Agnieszka Radwańska jako obrończyni tytułu przystępowała do turnieju tenisistek na twardych kortach w Tokio. Radwańska grała z Barborą Strycovą po raz szósty. Do tej pory to Polka zwyciężała wcześniej we wszystkich pojedynkach.
Środowy mecz lepiej zaczęła Czeszka. Prowadziła z przełamaniem 2:0, ale potem do pracy wzięła się nasza zawodniczka. Kolejne dwa gemy padły łupem Polki, która po 39 minutach wygrała seta 6:3.
W drugim zaczęło się od 3-0 dla Strycovej sięgającej często po bardzo skuteczne skróty i skuteczne woleje i po chwili Agnieszka przegrywała 1-5. Choć zdobyła dwa gemy - seta nie uratowała.

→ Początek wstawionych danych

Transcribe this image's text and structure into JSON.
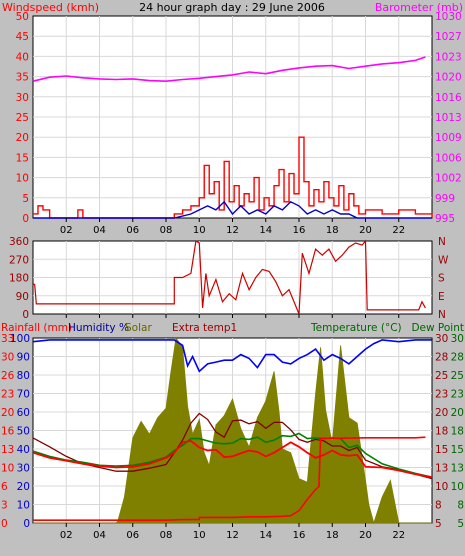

W decydującej partii Polka spięła włosy, i skupiła w sobie. Efekt był początkowo dobry, lecz potem kłopoty serwisowe dopadły obie rywalki. Po pięciu z rzędu przełamaniach serwisów od stanu 2-2 znów było 4-5 i Polka była bliska porażki, ale raz jeszcze wygrała przy serwisie Barbory.
Lepszy finisz... i opanowanie nerwów wykazała jednak ostatecznie Isia. Raz jeszcze zagarnęła gema przy podaniu przeciwniczki, a potem "zamknęła" mecz.